Der Stresstest ist keine echte Prüfung für Extremsituationen, sondern eine technische Bewertung auf der Grundlage von Studien, Berechnungen und Bewertungen von Ingenieuren (engineering judgement). So wird beispielsweise die Erdbebensicherheit einer Anlage von hierfür speziell ausgebildeten Fachleuten geprüft. Sie besuchen die betreffende Anlage und geben eine Einschätzung der Erdbebensicherheit der verschiedenen Einrichtungen ab.
Ziel des Stresstests ist es, mögliche Verbesserungen zu identifizieren, damit geeignete Maßnahmen ergriffen werden können. Wenn sich herausstellt, dass notwendige Verbesserungen nicht möglich sind, können die betroffenen Anlagen still gelegt werden.
Die Nuklearsicherheitsbehörden FANK und Bel V haben die Aufgabe, den von den Betreibern durchzuführenden Stresstest zu bewerten (review). In Bezug auf Kernkraftwerke wird die Bewertung der FANK wiederum von einer Gruppe europäischer Experten geprüft (Peer Review).
Welchen Umfang haben Stresstests?
Anlagen
Obgleich auf europäischer Ebene nur verlangt wurde, die Kernkraftwerke einem Stresstest zu unterziehen, wurden die belgischen Stresstests auf alle noch in Betrieb befindlichen kerntechnischen Anlagen der Klasse I ausgeweitet. In Stilllegung befindliche Anlagen sind somit von diesen Stresstests nicht betroffen.

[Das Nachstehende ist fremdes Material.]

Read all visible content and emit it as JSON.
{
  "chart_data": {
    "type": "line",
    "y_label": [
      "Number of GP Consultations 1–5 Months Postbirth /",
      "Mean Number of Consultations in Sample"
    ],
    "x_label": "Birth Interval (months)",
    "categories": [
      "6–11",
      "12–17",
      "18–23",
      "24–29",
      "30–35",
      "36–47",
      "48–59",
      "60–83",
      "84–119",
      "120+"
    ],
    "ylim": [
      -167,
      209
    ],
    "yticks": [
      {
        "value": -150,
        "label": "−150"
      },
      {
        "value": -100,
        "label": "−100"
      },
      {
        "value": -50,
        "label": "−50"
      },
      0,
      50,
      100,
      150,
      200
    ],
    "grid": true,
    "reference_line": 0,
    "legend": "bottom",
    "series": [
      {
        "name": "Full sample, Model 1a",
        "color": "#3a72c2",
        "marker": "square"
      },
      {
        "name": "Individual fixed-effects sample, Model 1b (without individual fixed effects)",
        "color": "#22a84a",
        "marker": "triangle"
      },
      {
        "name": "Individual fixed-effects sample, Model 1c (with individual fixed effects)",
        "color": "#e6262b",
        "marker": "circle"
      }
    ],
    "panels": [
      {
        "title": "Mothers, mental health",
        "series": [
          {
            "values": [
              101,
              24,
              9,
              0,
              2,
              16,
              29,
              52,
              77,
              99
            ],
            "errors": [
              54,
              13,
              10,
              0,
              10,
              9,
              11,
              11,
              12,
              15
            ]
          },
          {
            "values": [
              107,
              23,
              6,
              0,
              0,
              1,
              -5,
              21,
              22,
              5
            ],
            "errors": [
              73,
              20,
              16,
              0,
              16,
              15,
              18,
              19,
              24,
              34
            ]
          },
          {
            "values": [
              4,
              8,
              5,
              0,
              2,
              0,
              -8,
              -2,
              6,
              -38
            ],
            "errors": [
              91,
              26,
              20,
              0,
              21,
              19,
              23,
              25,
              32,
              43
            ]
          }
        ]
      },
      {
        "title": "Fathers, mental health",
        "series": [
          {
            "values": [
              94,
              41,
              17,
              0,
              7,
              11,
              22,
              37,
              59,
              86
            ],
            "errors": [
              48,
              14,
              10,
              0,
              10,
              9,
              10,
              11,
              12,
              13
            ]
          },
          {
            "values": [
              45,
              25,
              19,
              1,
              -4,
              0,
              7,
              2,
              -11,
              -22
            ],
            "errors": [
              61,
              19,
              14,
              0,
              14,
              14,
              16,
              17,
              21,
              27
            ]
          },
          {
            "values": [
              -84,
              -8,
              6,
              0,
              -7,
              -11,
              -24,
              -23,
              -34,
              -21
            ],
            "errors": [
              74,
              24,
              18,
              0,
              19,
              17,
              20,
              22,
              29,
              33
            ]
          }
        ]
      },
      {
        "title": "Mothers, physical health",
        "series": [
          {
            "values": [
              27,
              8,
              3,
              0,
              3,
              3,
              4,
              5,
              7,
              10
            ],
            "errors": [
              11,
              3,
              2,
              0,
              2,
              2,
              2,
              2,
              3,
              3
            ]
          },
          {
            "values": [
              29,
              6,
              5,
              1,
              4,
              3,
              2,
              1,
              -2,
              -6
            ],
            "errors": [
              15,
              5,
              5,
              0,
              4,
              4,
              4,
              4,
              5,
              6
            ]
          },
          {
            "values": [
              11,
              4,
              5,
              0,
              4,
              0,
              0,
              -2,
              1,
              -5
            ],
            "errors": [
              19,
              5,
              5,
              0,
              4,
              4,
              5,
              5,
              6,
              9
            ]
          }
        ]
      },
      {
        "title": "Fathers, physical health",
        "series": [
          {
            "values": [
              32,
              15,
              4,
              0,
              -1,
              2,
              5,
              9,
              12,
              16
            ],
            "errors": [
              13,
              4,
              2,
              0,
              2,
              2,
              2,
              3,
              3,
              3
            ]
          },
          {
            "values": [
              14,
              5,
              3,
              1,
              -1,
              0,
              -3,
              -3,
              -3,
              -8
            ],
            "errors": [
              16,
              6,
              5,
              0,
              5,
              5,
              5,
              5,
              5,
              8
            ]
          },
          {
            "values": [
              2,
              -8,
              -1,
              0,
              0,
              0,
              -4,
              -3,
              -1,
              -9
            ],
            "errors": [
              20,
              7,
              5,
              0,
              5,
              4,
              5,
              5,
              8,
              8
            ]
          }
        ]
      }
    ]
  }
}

In Belgien betreffen Stresstests daher:
- bei Kernkraftwerken: die Blöcke 1, 2, 3 und 4 der Kernkraftwerke von Doel sowie die Blöcke 1, 2 und 3 der Kernkraftwerke von Tihange;
- bei anderen in Betrieb befindlichen kerntechnischen Anlagen der Klasse I: Belgoprocess und FBFC (Franco-Belge de Fabrication du Combustible) in Dessel, das IRE (Institut für Radioelemente) in Fleurus, die Gemeinsame Forschungsstelle der Europäischen Kommission (ehemals bezeichnet als Institut für Referenzmaterialien und -messungen, IRMM) in Geel, das Kernforschungszentrum in Mol, sowie andere Anlagen auf dem Gelände von Kernkraftwerken, die bisher nicht dem den Kernkraftwerken vorbehaltenen Stresstest unterzogen wurden. Dazu gehören vor allem die Anlagen für die Lagerung und Behandlung radioaktiver Abfälle am Standort und insbesondere das Gebäude zur Behandlung von flüssigen Ableitungen und Abfällen (WAB) auf dem Gelände der Kernkraftwerke Doel.
Technischer Umfang
Die Spezifikationen für die Durchführung dieser Stresstests wurden auf europäischer Ebene von ENSREG (European Nuclear Safety Regulators‘ Group) vorgeschlagen.
Die FANK hat für belgische Kernkraftwerksbetreiber Spezifikationen festgelegt, die über die europäischen Spezifikationen hinausgehen. Die Agentur hat ihre vorläufige Version der Spezifikationen am 17. Mai 2011 an ENGIE Electrabel übermittelt.
Vor allem auf der Grundlage der Spezifikationen der Stresstests für die Kraftwerke hat die FANK eine neue Spezifikation für den Stresstest erstellt, dem sich die anderen noch in Betrieb befindlichen Einrichtungen der Klasse I unterziehen müssen. Sowohl der Umfang als auch der Zeitplan dieses Stresstests wurden angepasst. Diese Spezifikationen wurden den betroffenen Betreibern Anfang Juli 2011 mitgeteilt.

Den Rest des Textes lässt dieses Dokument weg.